With (normal) spin casting the weight of the lure pulls the line out of the reel. In fly casting the weight of the line carries the fly to the fish.
Practice in a large grassy area with plenty of room. Avoid parking lots and cement areas… you don’t want to ruin your line before you even get on the water. You don’t need a fly or anything else on your line to practice, but you may wish to tie a piece of red or other easy to see colored yarn to the tip of your line so you can always see the tip of your line in action.
With your left hand pull 20 feet or so of line out of your reel and lay it on the ground to the right of you. (If you are a lefty, do everything the opposite way)
The Fly Casting Grip:
Grasp the fly rod with your hand and place your thumb on top of the rod grip. Keep your thumb on top of the rod. This helps you to exert more force in a short cast, and cast correctly.
When you are first learning to cast keep the rod butt under and perpendicular with your forearm and wrist.
Preparing To Cast
Thread your line through the rod. With your left hand pull 10-20 feet or so of line out of your reel and lay it on the ground to the right of you. (If you are a lefty, do everything the with the opposite hand/side as stated)
Hold the line firmly in your left hand and remember to keep it tight throughout the entire casting sequence, you can do fancier things with the line in your left hand after you have a good feel for a standard cast.

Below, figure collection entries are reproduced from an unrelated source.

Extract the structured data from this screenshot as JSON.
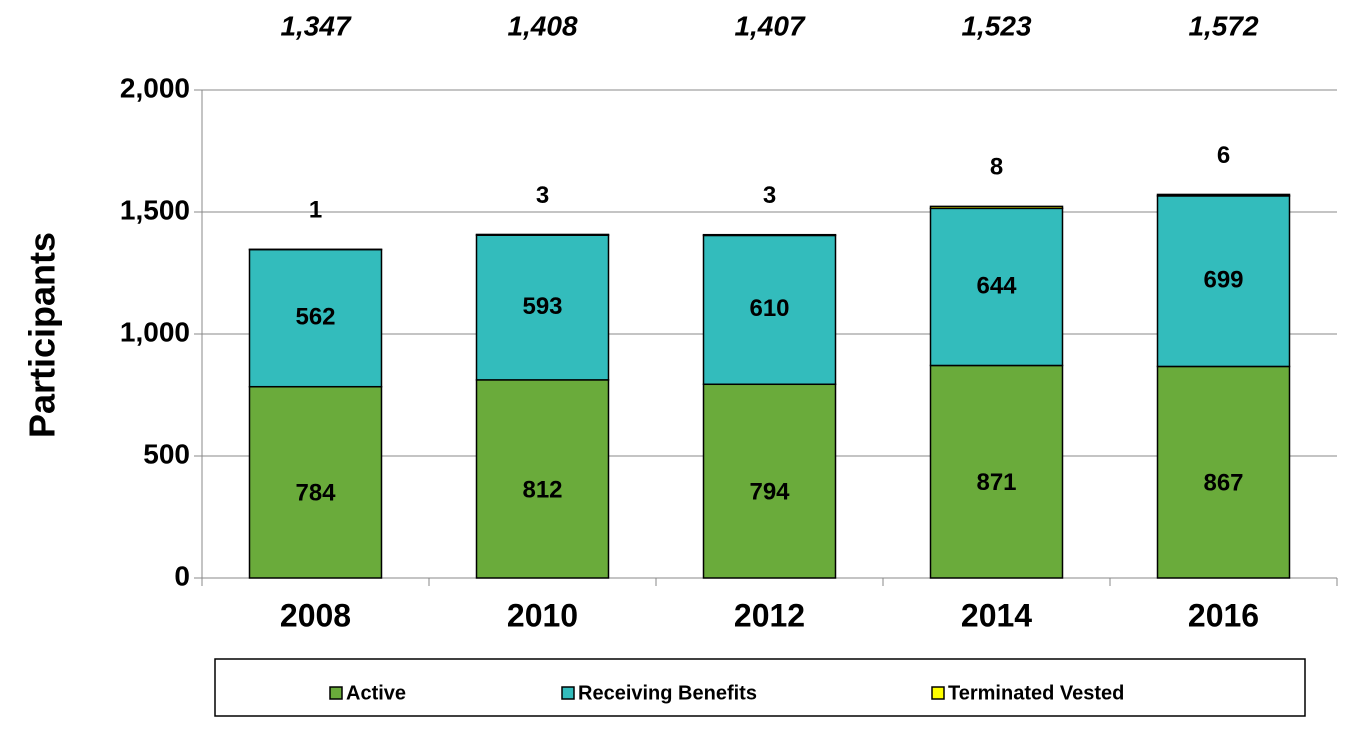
{
  "chart_data": {
    "type": "stacked_bar",
    "y_axis_label": "Participants",
    "categories": [
      "2008",
      "2010",
      "2012",
      "2014",
      "2016"
    ],
    "series": [
      {
        "name": "Active",
        "color": "#6aab3b",
        "values": [
          784,
          812,
          794,
          871,
          867
        ]
      },
      {
        "name": "Receiving Benefits",
        "color": "#33bcbc",
        "values": [
          562,
          593,
          610,
          644,
          699
        ]
      },
      {
        "name": "Terminated Vested",
        "color": "#ffff00",
        "values": [
          1,
          3,
          3,
          8,
          6
        ]
      }
    ],
    "totals": [
      1347,
      1408,
      1407,
      1523,
      1572
    ],
    "total_labels": [
      "1,347",
      "1,408",
      "1,407",
      "1,523",
      "1,572"
    ],
    "ylim": [
      0,
      2000
    ],
    "yticks": [
      0,
      {
        "value": 500,
        "label": "500"
      },
      {
        "value": 1000,
        "label": "1,000"
      },
      {
        "value": 1500,
        "label": "1,500"
      },
      {
        "value": 2000,
        "label": "2,000"
      }
    ],
    "grid": true,
    "legend": "bottom"
  }
}
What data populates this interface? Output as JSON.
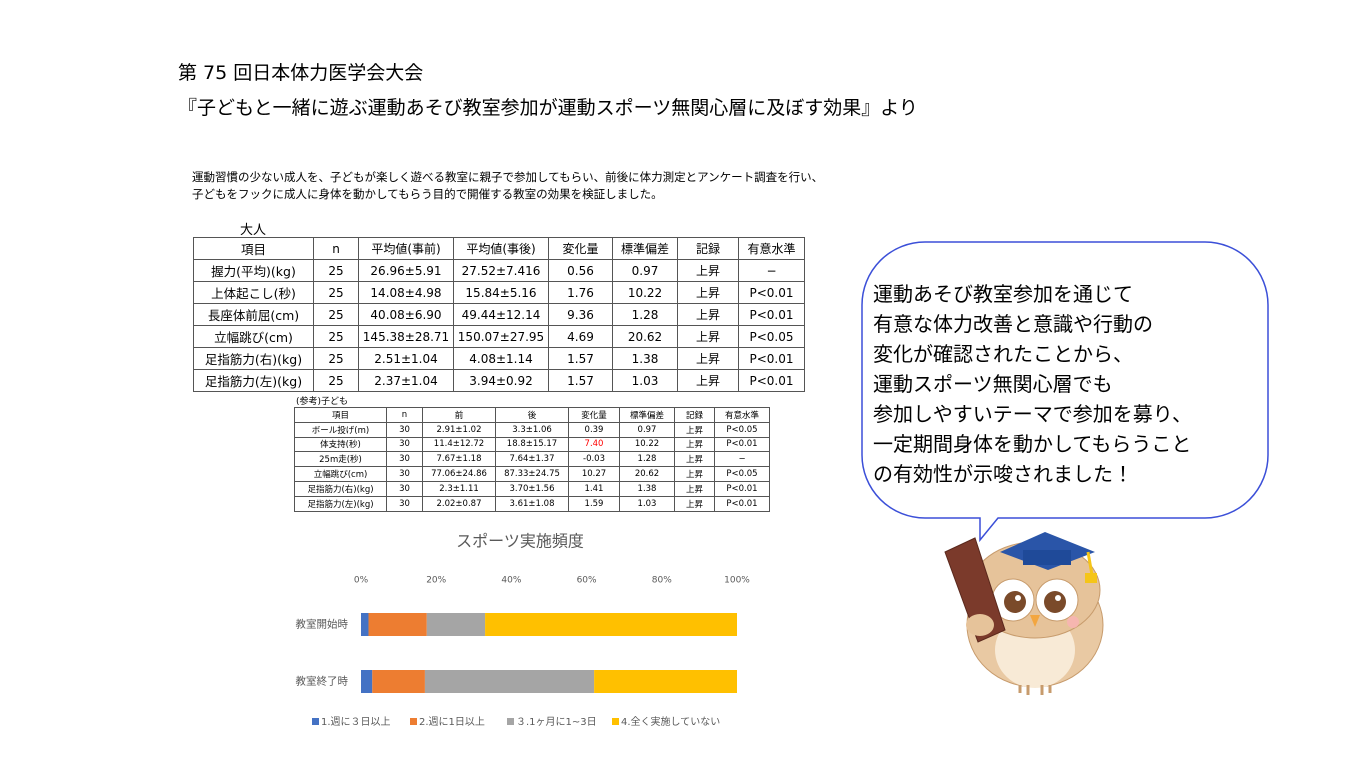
{
  "header": {
    "title": "第 75 回日本体力医学会大会",
    "subtitle": "『子どもと一緒に遊ぶ運動あそび教室参加が運動スポーツ無関心層に及ぼす効果』より"
  },
  "intro": [
    "運動習慣の少ない成人を、子どもが楽しく遊べる教室に親子で参加してもらい、前後に体力測定とアンケート調査を行い、",
    "子どもをフックに成人に身体を動かしてもらう目的で開催する教室の効果を検証しました。"
  ],
  "adult_table": {
    "caption": "大人",
    "header": [
      "項目",
      "n",
      "平均値(事前)",
      "平均値(事後)",
      "変化量",
      "標準偏差",
      "記録",
      "有意水準"
    ],
    "rows": [
      [
        "握力(平均)(kg)",
        "25",
        "26.96±5.91",
        "27.52±7.416",
        "0.56",
        "0.97",
        "上昇",
        "−"
      ],
      [
        "上体起こし(秒)",
        "25",
        "14.08±4.98",
        "15.84±5.16",
        "1.76",
        "10.22",
        "上昇",
        "P<0.01"
      ],
      [
        "長座体前屈(cm)",
        "25",
        "40.08±6.90",
        "49.44±12.14",
        "9.36",
        "1.28",
        "上昇",
        "P<0.01"
      ],
      [
        "立幅跳び(cm)",
        "25",
        "145.38±28.71",
        "150.07±27.95",
        "4.69",
        "20.62",
        "上昇",
        "P<0.05"
      ],
      [
        "足指筋力(右)(kg)",
        "25",
        "2.51±1.04",
        "4.08±1.14",
        "1.57",
        "1.38",
        "上昇",
        "P<0.01"
      ],
      [
        "足指筋力(左)(kg)",
        "25",
        "2.37±1.04",
        "3.94±0.92",
        "1.57",
        "1.03",
        "上昇",
        "P<0.01"
      ]
    ]
  },
  "child_table": {
    "caption": "(参考)子ども",
    "header": [
      "項目",
      "n",
      "前",
      "後",
      "変化量",
      "標準偏差",
      "記録",
      "有意水準"
    ],
    "rows": [
      [
        "ボール投げ(m)",
        "30",
        "2.91±1.02",
        "3.3±1.06",
        "0.39",
        "0.97",
        "上昇",
        "P<0.05"
      ],
      [
        "体支持(秒)",
        "30",
        "11.4±12.72",
        "18.8±15.17",
        "7.40",
        "10.22",
        "上昇",
        "P<0.01"
      ],
      [
        "25m走(秒)",
        "30",
        "7.67±1.18",
        "7.64±1.37",
        "-0.03",
        "1.28",
        "上昇",
        "−"
      ],
      [
        "立幅跳び(cm)",
        "30",
        "77.06±24.86",
        "87.33±24.75",
        "10.27",
        "20.62",
        "上昇",
        "P<0.05"
      ],
      [
        "足指筋力(右)(kg)",
        "30",
        "2.3±1.11",
        "3.70±1.56",
        "1.41",
        "1.38",
        "上昇",
        "P<0.01"
      ],
      [
        "足指筋力(左)(kg)",
        "30",
        "2.02±0.87",
        "3.61±1.08",
        "1.59",
        "1.03",
        "上昇",
        "P<0.01"
      ]
    ]
  },
  "chart_data": {
    "type": "stacked_bar_horizontal",
    "title": "スポーツ実施頻度",
    "categories": [
      "教室開始時",
      "教室終了時"
    ],
    "series": [
      {
        "name": "1.週に３日以上",
        "color": "#4472c4",
        "values": [
          2,
          3
        ]
      },
      {
        "name": "2.週に1日以上",
        "color": "#ed7d31",
        "values": [
          15.5,
          14
        ]
      },
      {
        "name": "３.1ヶ月に1~3日",
        "color": "#a5a5a5",
        "values": [
          15.5,
          45
        ]
      },
      {
        "name": "4.全く実施していない",
        "color": "#ffc000",
        "values": [
          67,
          38
        ]
      }
    ],
    "xlim": [
      0,
      100
    ],
    "xticks": [
      {
        "value": 0,
        "label": "0%"
      },
      {
        "value": 20,
        "label": "20%"
      },
      {
        "value": 40,
        "label": "40%"
      },
      {
        "value": 60,
        "label": "60%"
      },
      {
        "value": 80,
        "label": "80%"
      },
      {
        "value": 100,
        "label": "100%"
      }
    ],
    "grid": false,
    "legend": "bottom"
  },
  "bubble": {
    "lines": [
      "運動あそび教室参加を通じて",
      "有意な体力改善と意識や行動の",
      "変化が確認されたことから、",
      "運動スポーツ無関心層でも",
      "参加しやすいテーマで参加を募り、",
      "一定期間身体を動かしてもらうこと",
      "の有効性が示唆されました！"
    ]
  }
}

Using a brisk motion, sweep the rod back 45 degrees of your center (2 o’clock position). STOP. The act of stopping your motion abruptly at the 2 o’clock position is key and will force your line to shoot behind you.
Turn your head and watch the line as it straightens out behind you. When the line is horizontal (don’t let it touch the ground), push your rod forward 45 degrees to a 10 o’clock angle and STOP.
If done correctly, the line will straighten out in front of you and land on the ground. Rinse and Repeat.
General Tips for Fly Casting
- Always wear protective eye or sunglasses
- Are you hearing your line snap, or getting weak casts?
Be sure that you STOP your rod motion at the 2 o’clock and 10 o’clock positions.
See Casting Basics
- Pay attention to how the rod feels throughout the cast, you will be able to feel the force in the motion of the rod and line, and be able to understand what a good cast “feels” like.
- Have patience… learning to cast isn’t easy at first, but it does eventually “click”.
- Remember that Timing is the key factor in fly casting, not strength.
- The farther you need to cast, the higher you must stop the rod tip at the end of a forward cast. Fly line will shoot in the direction that you stop the rod tip.
Fly Fishing Casting:
For shorter casts, you aim about three to four feet above the ground/water.
For longer casts, aim higher to allow the tip of your line more time to reach this distance.
A good way to practice distance and aim is to set up targets at various distances from where you stand and do drills to get your fly to land on top of each target.